Customer feedback

How to run an NPS survey

The 0–10 loyalty question the whole industry uses. Here's the full loop: when to send it, how to word the follow-up, how to calculate the score, and what to actually do with promoters, passives, and detractors.

10 min read·Updated April 16, 2026

Key takeaways

  • Ask the standard question: 'How likely are you to recommend us to a friend or colleague?' on a 0–10 scale.
  • Send 30–90 days after a meaningful interaction — not immediately after signup.
  • Always pair the score with a 'why' comment field.
  • NPS = %promoters (9–10) − %detractors (0–6). Passives (7–8) don't count.
  • Quarterly cadence. Monthly creates fatigue; annual misses regressions.

What NPS actually measures

Net Promoter Score is a single-question survey that scores customer loyalty on a −100 to +100 scale. It was introduced in 2003 and has become the de facto cross-industry benchmark, which is its superpower: your 42 is comparable to another company's 42 in a way that proprietary scores aren't.

What it doesn't measure: any single interaction, feature quality, or price sensitivity. NPS is a pulse on the whole relationship — use CSAT for per-ticket satisfaction and CES for perceived effort.

How to set it up in under 10 minutes

  1. 1

    Copy the standard question

    Use 'How likely are you to recommend us to a friend or colleague?' verbatim. Substituting words ('our product', 'our service') is fine, but don't paraphrase — the standardisation is the point.

  2. 2

    Pick your scale

    0–10, always. Scales with 5 or 7 points aren't NPS and can't be compared to NPS benchmarks. Include both 0 and 10 — some platforms drop one or the other and the resulting score is wrong.

  3. 3

    Add a follow-up field

    'What's the most important reason for your score?' as an optional free-text field. The comment is often more valuable than the number — it tells you why the number is the number.

  4. 4

    Choose the send trigger

    30–90 days after signup or first meaningful use is the common rule. Don't send to users who haven't had a chance to form an opinion. For B2B, send after onboarding completes or after the first renewal.

  5. 5

    Send it

    Email is the default channel. In-product works if you can trigger it after a successful action (not an error state). SMS works for mobile-first products. Keep the message to one sentence — the question is the point.

How to calculate the score

Bucket every response: 9 or 10 is a promoter, 7 or 8 is a passive, 0 through 6 is a detractor. The score is: (% promoters) − (% detractors). Passives count toward the total but not the calculation. The result is a number between −100 and +100.

Worked example: 100 responses, 60 promoters, 20 passives, 20 detractors. NPS = 60% − 20% = +40. If you had 30 detractors, NPS = 60 − 30 = +30. A single detractor shift changes the number more than most people expect — which is why sample size matters.

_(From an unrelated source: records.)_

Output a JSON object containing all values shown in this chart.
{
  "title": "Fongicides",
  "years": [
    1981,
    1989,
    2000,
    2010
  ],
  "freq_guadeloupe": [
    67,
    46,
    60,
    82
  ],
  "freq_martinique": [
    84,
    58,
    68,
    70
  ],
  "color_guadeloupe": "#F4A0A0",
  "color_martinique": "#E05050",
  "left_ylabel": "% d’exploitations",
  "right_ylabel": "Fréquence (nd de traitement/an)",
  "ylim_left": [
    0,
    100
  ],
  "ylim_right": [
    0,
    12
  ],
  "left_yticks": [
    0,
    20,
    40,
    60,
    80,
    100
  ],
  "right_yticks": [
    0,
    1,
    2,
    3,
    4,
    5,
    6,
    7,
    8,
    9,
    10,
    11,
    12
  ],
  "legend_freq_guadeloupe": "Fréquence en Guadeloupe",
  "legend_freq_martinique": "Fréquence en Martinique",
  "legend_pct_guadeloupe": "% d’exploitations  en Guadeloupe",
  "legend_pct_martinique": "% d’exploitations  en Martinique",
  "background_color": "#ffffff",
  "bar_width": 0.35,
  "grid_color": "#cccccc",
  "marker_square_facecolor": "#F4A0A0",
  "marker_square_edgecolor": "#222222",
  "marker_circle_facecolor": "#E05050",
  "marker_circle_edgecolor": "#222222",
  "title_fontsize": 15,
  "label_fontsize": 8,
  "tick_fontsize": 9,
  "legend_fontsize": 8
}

What to do with the answers

  • Promoters (9–10): ask them for a public review, a referral, or a testimonial. They'll say yes more than you expect.
  • Passives (7–8): treat as at-risk. A passive today is a detractor after one bad interaction. Follow up with a short 'what would take this from a 7 to a 9?' question.
  • Detractors (0–6): route to a human. Not a support bot, not a ticket. A real reply within 24 hours reduces churn risk and often uncovers a systemic issue.
  • Share the aggregate trend internally every quarter. Shipping a product change without noting its NPS impact is a missed feedback loop.

Common mistakes

Sending too early. A user who signed up yesterday cannot meaningfully answer a loyalty question. Wait until they've experienced the product. Sending too often. Quarterly is the sweet spot; anything more frequent trains users to ignore the ask. Treating the number as the goal. NPS is a lagging indicator — chasing it directly leads to gaming (bribing promoters, filtering out detractors) that kills the signal you set up to measure.

Ready to try it

NPS survey template

Measure customer loyalty with a classic Net Promoter Score question.

Frequently asked questions

What's a 'good' NPS score?

Heavily industry-dependent. For most B2B SaaS, anything above +30 is solid, above +50 is excellent. Consumer apps tend to sit lower. The most useful comparison is your own trend over time, not external benchmarks.

How often should I run NPS?

Quarterly is the industry standard and usually the right answer. Monthly creates survey fatigue and day-of-send noise outweighs signal. Annual misses regressions. Some teams run a continuous trickle (e.g. 5% of users each week) to get trend data without a quarterly spike.

Should I exclude new users?

Yes — users with less than 30 days of tenure haven't had a chance to form a loyalty opinion. Their answer is closer to 'first impression' than NPS. Either exclude them or bucket them separately.

Can I run NPS on a free plan?

Yes, but segment the result. Free users' NPS tells you about perceived value of the free product; paid users' NPS tells you about the full product. Don't average them.